Tudo bem, pega um táxi e eu espero aqui. Calma, vai ficar tudo bem. Ele está com você. Então
vem pra cá rápido. Até mais.
Lara desliga e olha atônica para Nicholas.
- Parece que as surpresas não param mesmo. Teremos mais uma visita. E mais problemas.
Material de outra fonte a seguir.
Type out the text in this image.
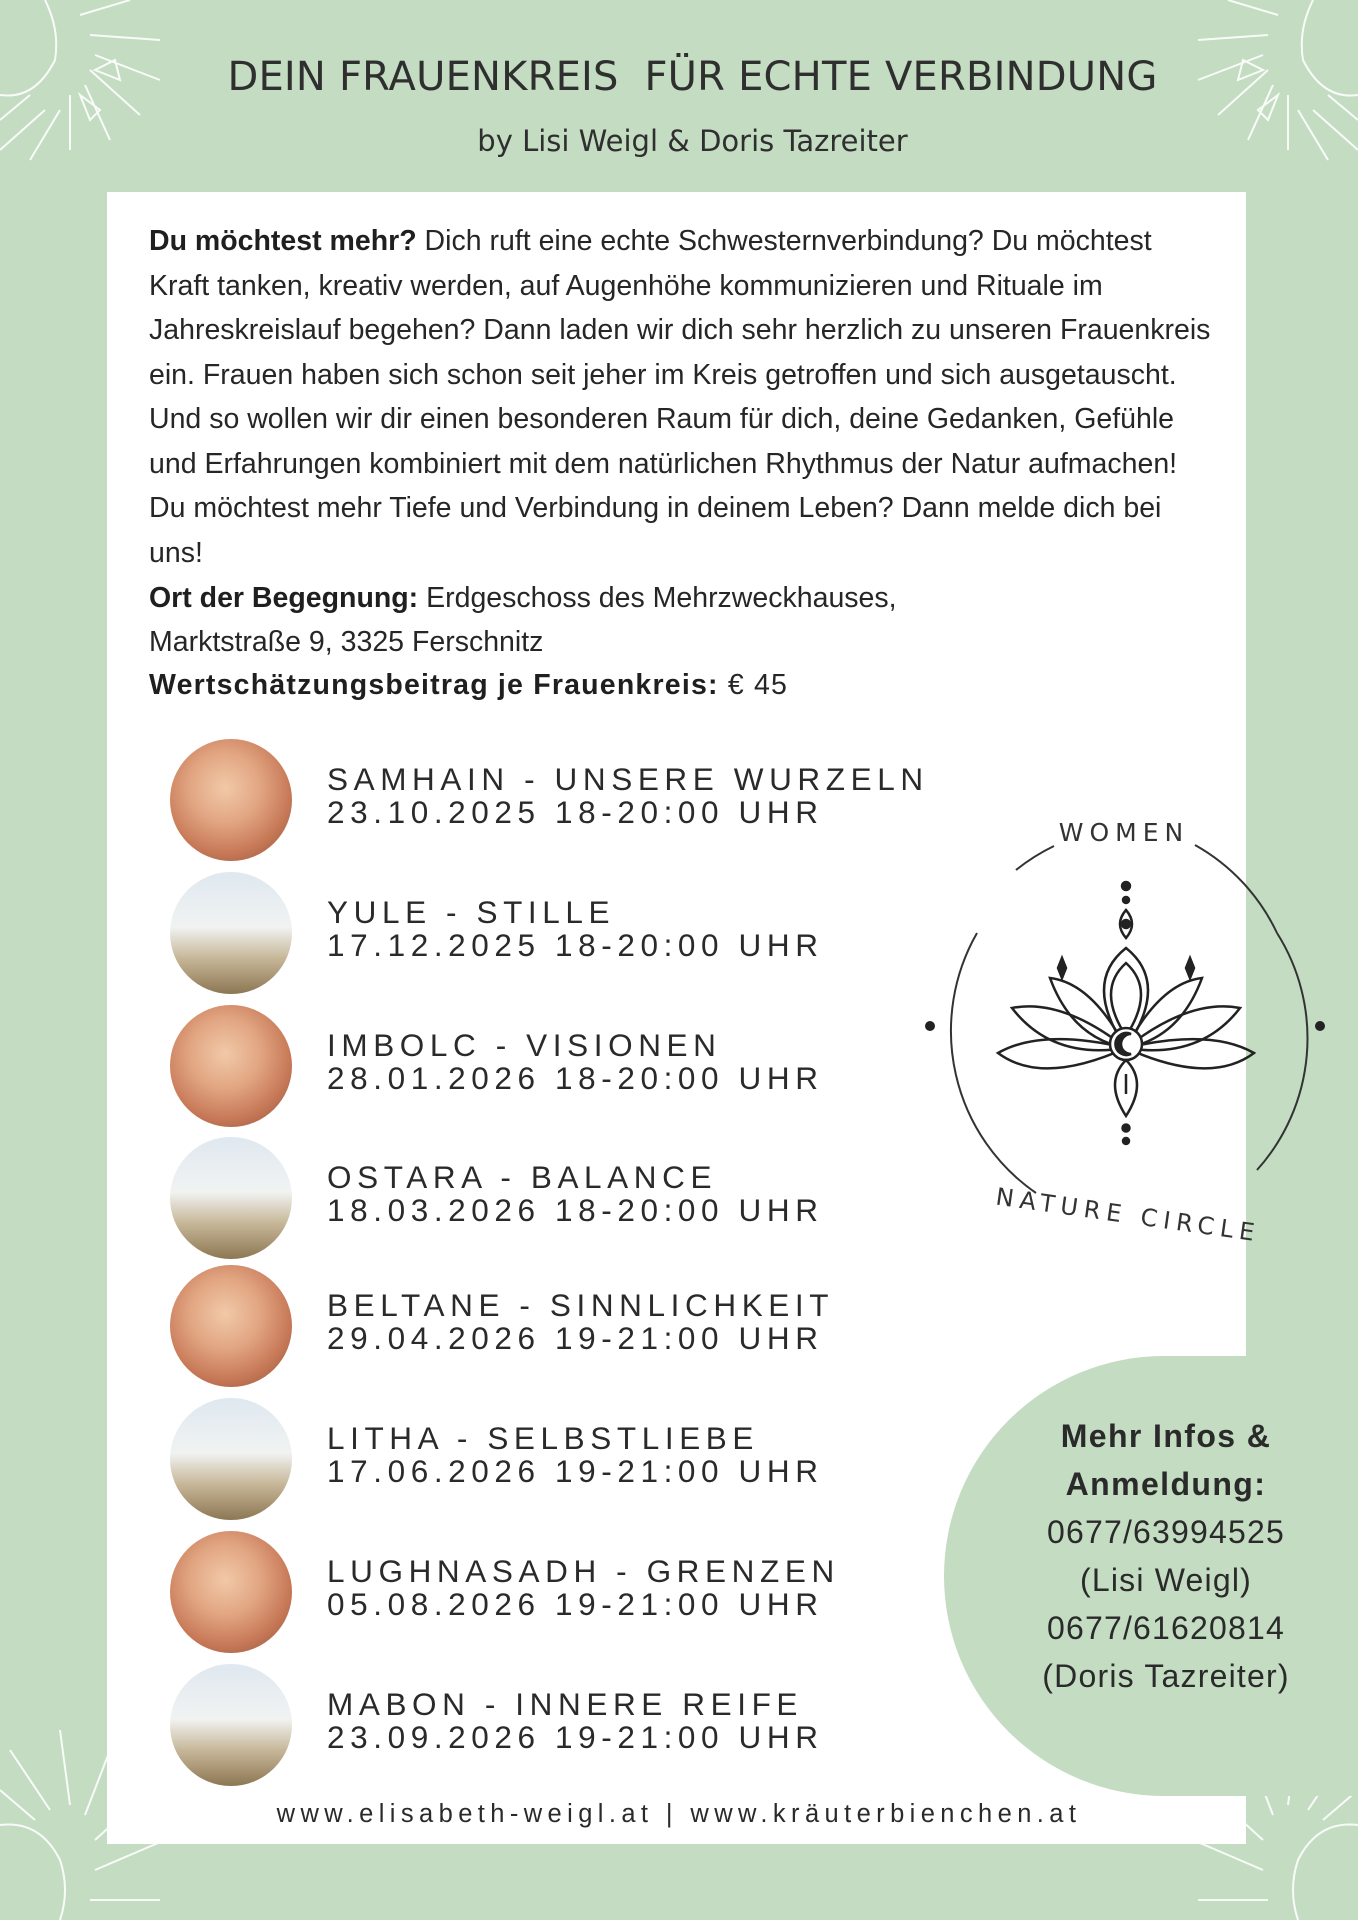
DEIN FRAUENKREIS  FÜR ECHTE VERBINDUNG
by Lisi Weigl & Doris Tazreiter
Du möchtest mehr? Dich ruft eine echte Schwesternverbindung? Du möchtest Kraft tanken, kreativ werden, auf Augenhöhe kommunizieren und Rituale im Jahreskreislauf begehen? Dann laden wir dich sehr herzlich zu unseren Frauenkreis ein. Frauen haben sich schon seit jeher im Kreis getroffen und sich ausgetauscht. Und so wollen wir dir einen besonderen Raum für dich, deine Gedanken, Gefühle und Erfahrungen kombiniert mit dem natürlichen Rhythmus der Natur aufmachen! Du möchtest mehr Tiefe und Verbindung in deinem Leben? Dann melde dich bei uns!
Ort der Begegnung: Erdgeschoss des Mehrzweckhauses,
Marktstraße 9, 3325 Ferschnitz
Wertschätzungsbeitrag je Frauenkreis: € 45
SAMHAIN - UNSERE WURZELN
23.10.2025 18-20:00 UHR
YULE - STILLE
17.12.2025 18-20:00 UHR
IMBOLC - VISIONEN
28.01.2026 18-20:00 UHR
OSTARA - BALANCE
18.03.2026 18-20:00 UHR
BELTANE - SINNLICHKEIT
29.04.2026 19-21:00 UHR
LITHA - SELBSTLIEBE
17.06.2026 19-21:00 UHR
LUGHNASADH - GRENZEN
05.08.2026 19-21:00 UHR
MABON - INNERE REIFE
23.09.2026 19-21:00 UHR
WOMEN
NATURE CIRCLE
Mehr Infos &
Anmeldung:
0677/63994525
(Lisi Weigl)
0677/61620814
(Doris Tazreiter)
www.elisabeth-weigl.at | www.kräuterbienchen.at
Larissa toca a campainha, arfando.


Gláucio atende e pede para que entre, com olhar doce e acolhedor. Larissa se sente protegida e
respira ainda mais aliviada ao ver Lara descendo as escadas para encontrá-la.
- Lara, que bom te ver. — sem cerimônias, Larissa corre até ela e a abraça. Lara retribui, sem
graça.
- Ta tudo bem agora. Fica calma. Me conta o que houve, o que te trouxe com tanta pressa até
aqui?
Larissa não diz nada, apenas se abaixa e abre a mala, retirando seu baú de dentro. O baú era do
mesmo tamanho e tonalidade do pertencente a Nicholas, e Lara não tem dúvidas sobre o que
fazer.
- Nick. Nicholas. Nick. - Grita, sem tirar os olhos do objeto.
- Desculpe, Lara, eu estava terminando de colocar umas coisas na mala. O que houve... — diz,
descendo as escadas, mas para de imediato ao ver o artefato nas mãos da historiadora.
- Nick. Olha para isso. É igualzinho ao seu.
- Igual. Mas o baú é o menos importante. O essencial é o conteúdo. Esse sim tenho certeza que é
diferente.
- Bom, vou deixá-lo com vocês. Não quero mais isso na minha vida.
- É o último. — confirma Nicholas.
- O último? Como assim? — Larissa pergunta confusa.
- Vire o Baú, Lara. Assim. Agora olhe no canto esquerdo. Ta vendo, sete tracinhos. Deve
significar o número, não? Como são sete partes, temos agora também a conclusão do manuscrito.
Lara força a visão. Era uma inscrição minúscula, mas eram sete traços.
- Parece um tipo de numeração. Faz sentido. - comenta.
- Bom, o baú agora é de vocês. Não quero mais encrenca com isso — Larissa abre os braços,
aliviada por se livrar do fardo.
- Fez bem em nos entregar a peça, Larissa. — comenta Lara - Vamos protegê-la a todo custo.
- Assim espero. Quero me livrar logo disso e voltar a minha vida de antes. Não quero ser super-
heroína.
- Parece com alguém falando antigamente — sussurra Lara, dando a indireta para Nicholas.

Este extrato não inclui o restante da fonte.